Building resilience for

People and Nature in Angola

Promoting community conservation and livelihoods

The Association for the Conservation of the Environment and Integrated Rural Development (ACADIR - Associação de Conservação do Ambiente e Desenvolvimento Integrado Rural) is the first and only locally-led NGO spearheading community conservation efforts on a significant scale in southern Angola’s Cuando-Cubando province. This region is a key landscape in the Kavango–Zambezi Transfrontier Conservation Area (KAZA TFCA), one of the world’s largest transboundary conservation areas. KAZA is home to the largest contiguous population of African elephants on earth, along with a wealth of other wildlife and spectacular ecosystems, including the Okavango Delta and Victoria Falls.

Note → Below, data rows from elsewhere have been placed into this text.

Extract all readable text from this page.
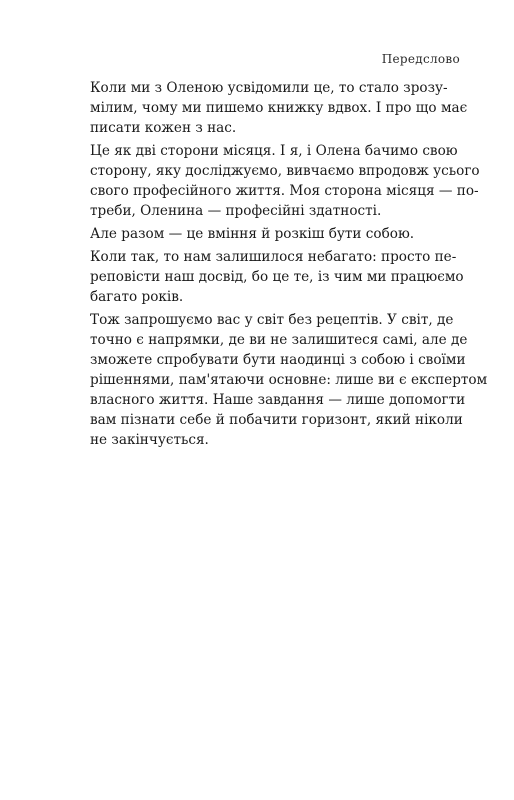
Передслово

Коли ми з Оленою усвідомили це, то стало зрозу-
мілим, чому ми пишемо книжку вдвох. І про що має
писати кожен з нас.

Це як дві сторони місяця. І я, і Олена бачимо свою
сторону, яку досліджуємо, вивчаємо впродовж усього
свого професійного життя. Моя сторона місяця — по-
треби, Оленина — професійні здатності.

Але разом — це вміння й розкіш бути собою.

Коли так, то нам залишилося небагато: просто пе-
реповісти наш досвід, бо це те, із чим ми працюємо
багато років.

Тож запрошуємо вас у світ без рецептів. У світ, де
точно є напрямки, де ви не залишитеся самі, але де
зможете спробувати бути наодинці з собою і своїми
рішеннями, пам'ятаючи основне: лише ви є експертом
власного життя. Наше завдання — лише допомогти
вам пізнати себе й побачити горизонт, який ніколи
не закінчується.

With unrivaled knowledge of the region and the communities, we have spent the last two decades helping people of this remote area engage in community-based conservation efforts that improve their livelihoods and protect and restore nature. We have introduced conservation agriculture techniques and improved local fisheries management, wildlife monitoring, and river basin management.

Our work

Strengthening community rights and institutions

In Angola, there is an overall lack of recognition of community rights over land and resources. We’re working to change this, using the unique experience accumulated over the years. We support communities in organizing themselves into representative institutions to access rights over their resources and strengthen their governance capabilities.

 

Championing conservation agriculture

Decades of war, exploitation of natural resources and climate change have contributed to food insecurity in many communities. We have helped over 750 farmers from 11 villages to increase certain crop yields by 87%, improving nutrition and increasing direct income to families living in and around the Luengue Luiana Park. 

Improving fisheries

Many communities in the Cuando Cubango province rely on fishing as their main livelihood activity. For people to benefit from fisheries resources in the long term, we decided to implement more sustainable fishing methods.

Our efforts are not only helping fishers catch more fish for their nutrition and economic income, they’re also helping to restore freshwater resources.

 

Restoring nature and wildlife

Because the communities living in Cuando Cubango are highly dependent on natural resources for their livelihoods, one of our priorities is to equip them with the skills and tools to lead the management of natural resources found across the ecosystem, including coordinating important transboundary partners across the KAZA region.

 

“Building on lessons from the past and looking confidently into the future, ACADIR is focusing on its institutional capacity to better support rural communities and wildlife. Our new Strategic Plan lays out our ambitious plans for the next several years.”